Kaiwen Cui,Rongliang Wu,Fangneng Zhan,Shijian Lu
2023-04-05
Abstract:Face swapping aims to generate swapped images that fuse the identity of source faces and the attributes of target faces. Most existing works address this challenging task through 3D modelling or generation using generative adversarial networks (GANs), but 3D modelling suffers from limited reconstruction accuracy and GANs often struggle in preserving subtle yet important identity details of source faces (e.g., skin colors, face features) and structural attributes of target faces (e.g., face shapes, facial expressions). This paper presents Face Transformer, a novel face swapping network that can accurately preserve source identities and target attributes simultaneously in the swapped face images. We introduce a transformer network for the face swapping task, which learns high-quality semantic-aware correspondence between source and target faces and maps identity features of source faces to the corresponding region in target faces. The high-quality semantic-aware correspondence enables smooth and accurate transfer of source identity information with minimal modification of target shapes and expressions. In addition, our Face Transformer incorporates a multi-scale transformation mechanism for preserving the rich fine facial details. Extensive experiments show that our Face Transformer achieves superior face swapping performance qualitatively and quantitatively.
Computer Vision and Pattern Recognition
What problem does this paper attempt to address?

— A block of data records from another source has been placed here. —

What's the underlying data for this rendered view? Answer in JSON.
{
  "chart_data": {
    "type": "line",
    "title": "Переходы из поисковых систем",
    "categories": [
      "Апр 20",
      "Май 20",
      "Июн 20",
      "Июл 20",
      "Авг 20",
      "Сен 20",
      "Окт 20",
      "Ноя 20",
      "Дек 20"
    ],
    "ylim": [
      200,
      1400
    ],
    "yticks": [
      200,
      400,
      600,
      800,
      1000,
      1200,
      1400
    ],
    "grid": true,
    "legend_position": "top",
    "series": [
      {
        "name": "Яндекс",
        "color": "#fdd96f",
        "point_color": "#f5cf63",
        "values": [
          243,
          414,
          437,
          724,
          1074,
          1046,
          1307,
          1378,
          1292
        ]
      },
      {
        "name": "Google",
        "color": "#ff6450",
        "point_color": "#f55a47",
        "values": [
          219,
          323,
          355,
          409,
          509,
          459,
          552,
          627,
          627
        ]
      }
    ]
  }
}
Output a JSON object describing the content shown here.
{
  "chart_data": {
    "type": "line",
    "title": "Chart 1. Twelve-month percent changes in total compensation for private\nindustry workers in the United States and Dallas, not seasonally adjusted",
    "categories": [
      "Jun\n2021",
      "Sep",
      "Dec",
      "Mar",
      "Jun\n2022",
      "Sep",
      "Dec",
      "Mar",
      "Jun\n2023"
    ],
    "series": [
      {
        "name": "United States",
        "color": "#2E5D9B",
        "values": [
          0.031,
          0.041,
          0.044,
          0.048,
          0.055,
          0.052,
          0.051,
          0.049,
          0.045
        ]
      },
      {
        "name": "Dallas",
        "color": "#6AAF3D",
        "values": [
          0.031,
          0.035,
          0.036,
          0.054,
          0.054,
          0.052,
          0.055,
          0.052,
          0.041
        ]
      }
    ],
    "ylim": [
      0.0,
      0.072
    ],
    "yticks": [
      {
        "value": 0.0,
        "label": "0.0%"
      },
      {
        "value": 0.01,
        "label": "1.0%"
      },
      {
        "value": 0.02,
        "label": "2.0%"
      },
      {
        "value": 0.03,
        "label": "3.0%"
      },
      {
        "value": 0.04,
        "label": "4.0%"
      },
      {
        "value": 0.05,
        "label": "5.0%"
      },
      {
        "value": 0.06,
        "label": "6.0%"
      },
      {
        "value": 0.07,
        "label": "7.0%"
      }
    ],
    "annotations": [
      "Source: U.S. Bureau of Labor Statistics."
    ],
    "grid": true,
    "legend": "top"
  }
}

The problem this paper attempts to address is how to accurately blend the attribute features of the target face (such as head pose, facial expressions, etc.) while preserving the identity features of the source face (such as skin color, facial features, etc.) in the task of face swapping. Existing methods, such as those based on 3D modeling and Generative Adversarial Networks (GANs), can achieve face swapping to a certain extent but have limitations in reconstruction accuracy and difficulty in retaining subtle yet important identity details of the source face. Therefore, this paper proposes a new model called Face Transformer, which aims to overcome these challenges by introducing a transformer architecture to achieve higher fidelity and accuracy in face swapping. Specifically, Face Transformer constructs a semantically aware correspondence between the source face and the target face, allowing for smooth and accurate mapping of the source face's identity features to the corresponding regions of the target face while minimizing modifications to the target face's shape and expressions. Additionally, the model employs a multi-scale feature transformation mechanism to retain rich facial details, thereby achieving superior face swapping performance compared to existing methods on multiple public datasets.